The fly is constructed on a short, plastic tube. Despite its size, it makes considerable wake and is still light enough to allow the fly to skate well. The style of wing is as with an Elk Hair Caddis which again helps it to skate and it also creates a good silhouette.

It is best employed in the early morning for salmon and at night on a fairly short line for sea trout. To make it float even higher, add some grease. The fly was entered into the 2007 'X-factor Fly' competition run by FF&FT magazine. It sparked the following comments:

Judge’s comments
The skated fly is a territory into which British game anglers rarely venture. However, when I think about it, all my (admittedly, limited) experiments on salmon and sea trout – Dee, Annan, Berridale – have often evoked positive response. So why shouldn’t such an approach work in Britain? This pattern has the design to scratch through the surface with confidence, and I like the plastic tube mount which reminds me of Derek Knowles’ Yellow Dolly. This was a also a deer-hair based lightweight tube and it had a remarkable history of catching salmon on northern Scottish rivers.
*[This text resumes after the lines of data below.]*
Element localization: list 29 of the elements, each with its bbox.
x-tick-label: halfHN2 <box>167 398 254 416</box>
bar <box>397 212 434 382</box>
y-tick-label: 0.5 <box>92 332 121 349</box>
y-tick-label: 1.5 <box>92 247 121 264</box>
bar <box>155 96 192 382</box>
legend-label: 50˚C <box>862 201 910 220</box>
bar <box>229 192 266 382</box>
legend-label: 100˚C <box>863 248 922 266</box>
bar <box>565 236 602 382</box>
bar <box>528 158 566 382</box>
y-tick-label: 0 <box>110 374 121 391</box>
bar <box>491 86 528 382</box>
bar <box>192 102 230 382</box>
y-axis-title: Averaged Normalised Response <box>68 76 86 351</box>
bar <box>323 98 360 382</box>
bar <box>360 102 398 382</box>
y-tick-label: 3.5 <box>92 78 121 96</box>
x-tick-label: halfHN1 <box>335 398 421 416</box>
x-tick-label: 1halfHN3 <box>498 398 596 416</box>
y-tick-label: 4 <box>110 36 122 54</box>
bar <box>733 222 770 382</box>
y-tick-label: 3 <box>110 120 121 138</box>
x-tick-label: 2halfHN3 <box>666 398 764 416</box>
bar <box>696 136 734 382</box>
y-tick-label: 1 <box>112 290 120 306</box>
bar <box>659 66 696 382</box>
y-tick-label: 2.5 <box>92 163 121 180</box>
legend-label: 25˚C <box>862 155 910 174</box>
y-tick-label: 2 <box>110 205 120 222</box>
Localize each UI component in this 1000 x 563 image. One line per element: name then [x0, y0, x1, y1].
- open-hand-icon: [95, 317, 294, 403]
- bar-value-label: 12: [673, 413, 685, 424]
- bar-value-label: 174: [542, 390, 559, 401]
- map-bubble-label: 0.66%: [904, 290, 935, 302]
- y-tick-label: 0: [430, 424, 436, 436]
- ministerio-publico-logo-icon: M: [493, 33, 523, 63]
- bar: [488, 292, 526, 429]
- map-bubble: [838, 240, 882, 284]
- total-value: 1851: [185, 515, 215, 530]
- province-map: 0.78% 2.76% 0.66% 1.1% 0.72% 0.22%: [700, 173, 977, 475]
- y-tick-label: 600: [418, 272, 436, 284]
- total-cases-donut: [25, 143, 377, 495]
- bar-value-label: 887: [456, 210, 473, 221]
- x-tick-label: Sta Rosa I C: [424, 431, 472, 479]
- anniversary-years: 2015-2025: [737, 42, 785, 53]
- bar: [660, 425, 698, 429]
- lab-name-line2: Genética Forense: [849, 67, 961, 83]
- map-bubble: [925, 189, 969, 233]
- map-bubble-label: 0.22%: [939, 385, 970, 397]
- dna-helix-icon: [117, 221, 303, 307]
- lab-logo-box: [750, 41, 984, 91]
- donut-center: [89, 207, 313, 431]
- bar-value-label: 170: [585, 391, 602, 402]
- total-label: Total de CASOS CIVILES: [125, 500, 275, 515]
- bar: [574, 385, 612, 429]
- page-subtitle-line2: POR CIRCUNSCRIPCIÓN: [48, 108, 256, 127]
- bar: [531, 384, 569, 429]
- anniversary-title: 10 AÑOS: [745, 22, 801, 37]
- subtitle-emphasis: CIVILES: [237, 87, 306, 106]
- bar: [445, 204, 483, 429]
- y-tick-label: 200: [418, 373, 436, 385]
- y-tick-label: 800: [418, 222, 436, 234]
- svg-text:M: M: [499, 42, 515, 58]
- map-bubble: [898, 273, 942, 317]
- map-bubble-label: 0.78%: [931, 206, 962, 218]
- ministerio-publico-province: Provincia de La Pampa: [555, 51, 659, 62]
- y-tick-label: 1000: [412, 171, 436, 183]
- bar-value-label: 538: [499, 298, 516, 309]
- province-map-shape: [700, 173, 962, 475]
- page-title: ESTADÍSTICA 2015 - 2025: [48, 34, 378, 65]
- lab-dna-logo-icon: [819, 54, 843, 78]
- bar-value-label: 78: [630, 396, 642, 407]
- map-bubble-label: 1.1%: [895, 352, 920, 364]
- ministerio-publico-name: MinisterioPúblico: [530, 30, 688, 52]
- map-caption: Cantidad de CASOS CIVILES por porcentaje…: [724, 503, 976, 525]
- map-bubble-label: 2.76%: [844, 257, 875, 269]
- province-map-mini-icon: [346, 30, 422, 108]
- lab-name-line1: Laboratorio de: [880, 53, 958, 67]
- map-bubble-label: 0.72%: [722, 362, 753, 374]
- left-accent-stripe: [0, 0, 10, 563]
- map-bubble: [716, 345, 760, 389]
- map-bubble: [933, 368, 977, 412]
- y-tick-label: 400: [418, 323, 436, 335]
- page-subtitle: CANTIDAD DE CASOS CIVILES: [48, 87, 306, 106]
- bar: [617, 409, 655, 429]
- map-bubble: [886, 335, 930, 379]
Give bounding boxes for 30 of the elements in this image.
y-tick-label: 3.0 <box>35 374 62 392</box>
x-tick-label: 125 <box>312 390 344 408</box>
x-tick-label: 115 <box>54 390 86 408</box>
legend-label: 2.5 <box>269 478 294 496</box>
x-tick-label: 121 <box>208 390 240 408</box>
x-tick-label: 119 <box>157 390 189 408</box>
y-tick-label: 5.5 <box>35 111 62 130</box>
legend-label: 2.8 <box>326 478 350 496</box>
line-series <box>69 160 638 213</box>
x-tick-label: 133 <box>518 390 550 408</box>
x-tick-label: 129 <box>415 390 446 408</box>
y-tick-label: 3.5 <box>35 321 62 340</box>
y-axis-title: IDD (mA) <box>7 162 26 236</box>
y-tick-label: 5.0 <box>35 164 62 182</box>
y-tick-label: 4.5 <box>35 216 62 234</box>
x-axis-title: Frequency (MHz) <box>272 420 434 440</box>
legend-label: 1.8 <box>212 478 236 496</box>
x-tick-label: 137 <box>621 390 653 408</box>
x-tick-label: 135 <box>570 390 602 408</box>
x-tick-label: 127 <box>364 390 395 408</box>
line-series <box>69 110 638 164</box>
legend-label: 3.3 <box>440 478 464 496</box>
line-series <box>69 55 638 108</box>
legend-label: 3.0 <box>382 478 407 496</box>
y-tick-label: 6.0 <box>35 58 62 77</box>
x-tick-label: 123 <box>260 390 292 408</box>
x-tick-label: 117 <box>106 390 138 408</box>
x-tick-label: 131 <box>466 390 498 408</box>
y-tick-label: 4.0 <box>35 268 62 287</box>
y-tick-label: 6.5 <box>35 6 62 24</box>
The Muddler often takes salmon too, but I wonder if there’s a commercial opening for the Salmon Skater?
Mark Bowler – Editor

As I have said before in this series, before a fly has a chance at catching a fish, it must first catch a fly fisher! I like the idea of a fly that skates across the water - a very exciting way to fish - but there are other flies out there that I would want to tie on before I tried the Salmo Skater simply because they appeal to me more and that would give me added confidence. The idea of a mini tube skater is not new and we sell quite a few, but perhaps because of the short squat shape I find them unattractive and find myself looking for alternatives. I have no doubt that it has produced, and will continue to produce results, but to me it simply doesn't have 'style'. From a commercial standpoint, the simplicity means it would be easy and cheap to tie in bulk, but that isn't a serious consideration in commercial fly dressing, particularly if sales are not expected to be up to much, which I think would be the case with this fly.
Barry Unwin – Fly Manufacturer

Super Pupa meets Mini Muddler. Traditionally, fly-fishing for salmon means fishing blind; our wet flies sink out of sight, tempting fish to take. The first we know about it is a pluck or pull.
Skaters add the thrill of watching and waiting for fish to swirl and take – probably the most exciting form of salmon fishing – this fly makes me think of clear, low water and grilse.
When tying, for this type of fly I’d avoid lined tubes; they tend to be too fat. The tubing used for lining the inside of tube-flies works well, as does the newer plastic tube used for Scandinavian type flies (several makes now available from Veniard, Guideline etc.)

Plastic tube bends while tying: tube vices which grip the end of the tube are all but useless so mount the tube on a needle which runs all the way through.